Munich was studying at Sonoma State University. That's going to have to wait. Lance Cpl. Nicholas Kakis of Burlingame, at 19 one of the kids in the outfit, joined just after high school. His college plans got put on hold, too.
Dixon's wedding in August was postponed until a year from April. He said he and his fiancee had already contracted a reception hall, caterer, DJ, the works. Everyone was good enough to understand when he called to cancel, he said.
Maj. Michael Kindorf had to leave the Concord Police Department short one cop while he's in Kuwait.

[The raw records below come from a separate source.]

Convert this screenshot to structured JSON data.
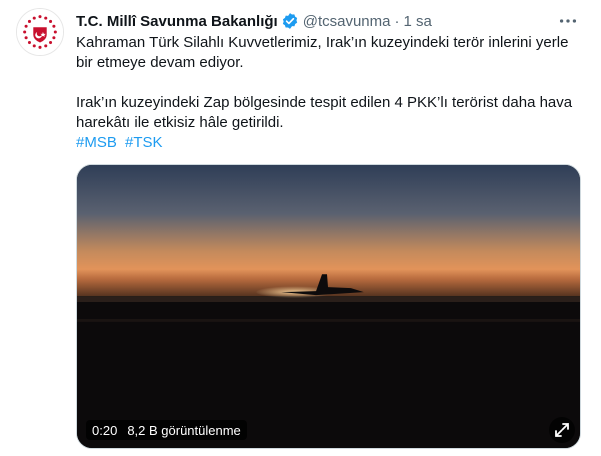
{
  "account": {
    "name": "T.C. Millî Savunma Bakanlığı",
    "handle": "@tcsavunma",
    "separator": "·",
    "time": "1 sa"
  },
  "tweet": {
    "line1a": "Kahraman Türk Silahlı Kuvvetlerimiz, Irak’ın kuzeyindeki terör inlerini yerle",
    "line1b": "bir etmeye devam ediyor.",
    "line2a": "Irak’ın kuzeyindeki Zap bölgesinde tespit edilen 4 PKK’lı terörist daha hava",
    "line2b": "harekâtı ile etkisiz hâle getirildi.",
    "hashtags": [
      "#MSB",
      "#TSK"
    ]
  },
  "video": {
    "duration": "0:20",
    "views": "8,2 B görüntülenme"
  },
  "colors": {
    "link": "#1d9bf0",
    "verified": "#1d9bf0",
    "secondary_text": "#536471",
    "avatar_red": "#c8102e"
  },
  "icons": [
    "verified-badge-icon",
    "more-options-icon",
    "expand-icon",
    "msb-emblem-logo"
  ]
}
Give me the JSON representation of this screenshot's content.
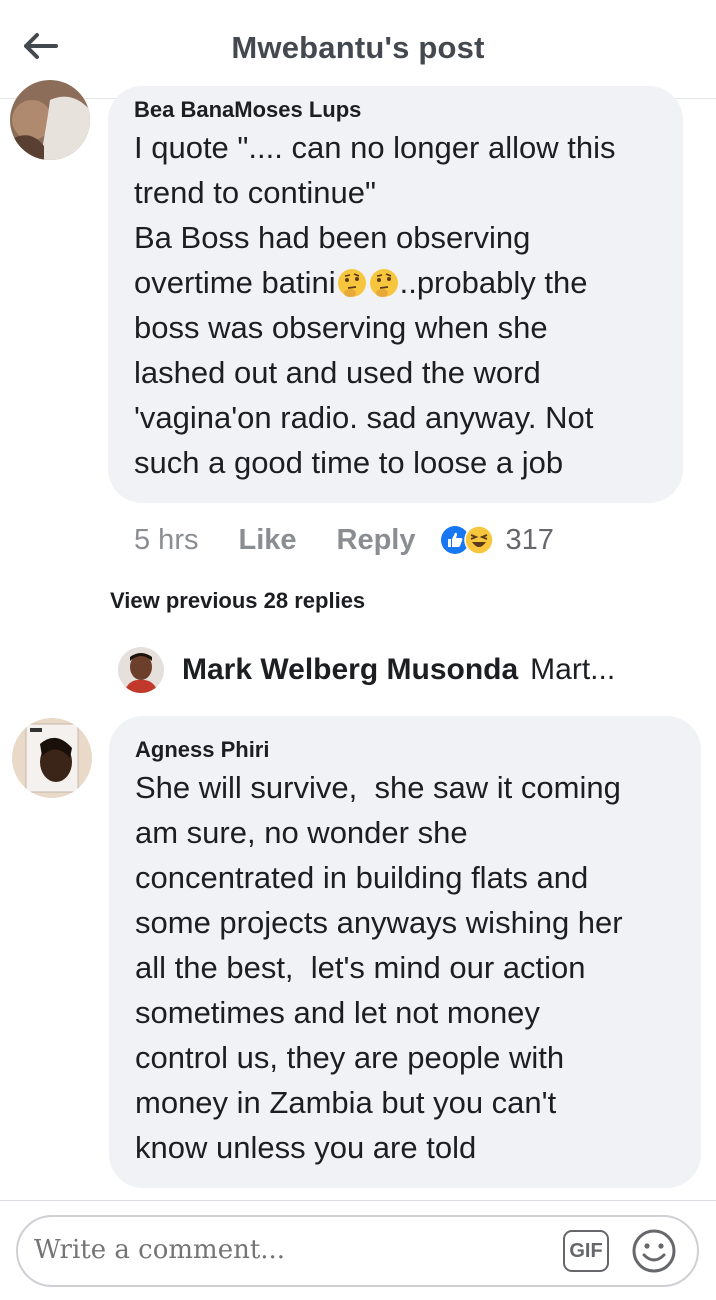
{
  "header": {
    "title": "Mwebantu's post"
  },
  "comments": [
    {
      "author": "Bea BanaMoses Lups",
      "text_a": "I quote \".... can no longer allow this\ntrend to continue\"\nBa Boss had been observing\novertime batini",
      "text_b": "..probably the\nboss was observing when she\nlashed out and used the word\n'vagina'on radio. sad anyway. Not\nsuch a good time to loose a job",
      "emoji": "thinking-face",
      "time": "5 hrs",
      "like_label": "Like",
      "reply_label": "Reply",
      "reaction_count": "317",
      "reaction_icons": [
        "like-reaction-icon",
        "haha-reaction-icon"
      ]
    },
    {
      "author": "Agness Phiri",
      "text": "She will survive,  she saw it coming\nam sure, no wonder she\nconcentrated in building flats and\nsome projects anyways wishing her\nall the best,  let's mind our action\nsometimes and let not money\ncontrol us, they are people with\nmoney in Zambia but you can't\nknow unless you are told"
    }
  ],
  "view_previous": "View previous 28 replies",
  "reply_preview": {
    "name": "Mark Welberg Musonda",
    "snippet": "Mart..."
  },
  "composer": {
    "placeholder": "Write a comment...",
    "gif_label": "GIF"
  },
  "colors": {
    "bubble": "#f0f2f5",
    "like_blue": "#1877f2",
    "haha_yellow": "#f7c63d",
    "muted_text": "#65676b"
  }
}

"I think they can probably get along without me," said Kindorf, a member of the department's special enforcement team. "When you're in the reserves, you're always aware that you could go active."
But Ryan Lara of Daly City said he lost a job in a medical clinic because he was still in his probationary period when he was called up. He had to leave his 10-month-old baby behind, too.
"I'm thinking I might just go active duty for a while, so we can travel," said Lara, a naval medic whose nickname among the Marines is "Doc." Navy medics, called corpsmen, are responsible for Marines' medical treatment. "I've been at this long enough now, I might go for 20 years and get the retirement benefits."
Lara said he's a victim of the dot-com crash. He used to work in the tech division of Visa but got laid off. He went to work as a medical clinic administrator just before the unit was called up.
"This is what I have to do to take care of my family," he said, kicking the dirt and moving his M-16 from hand to hand.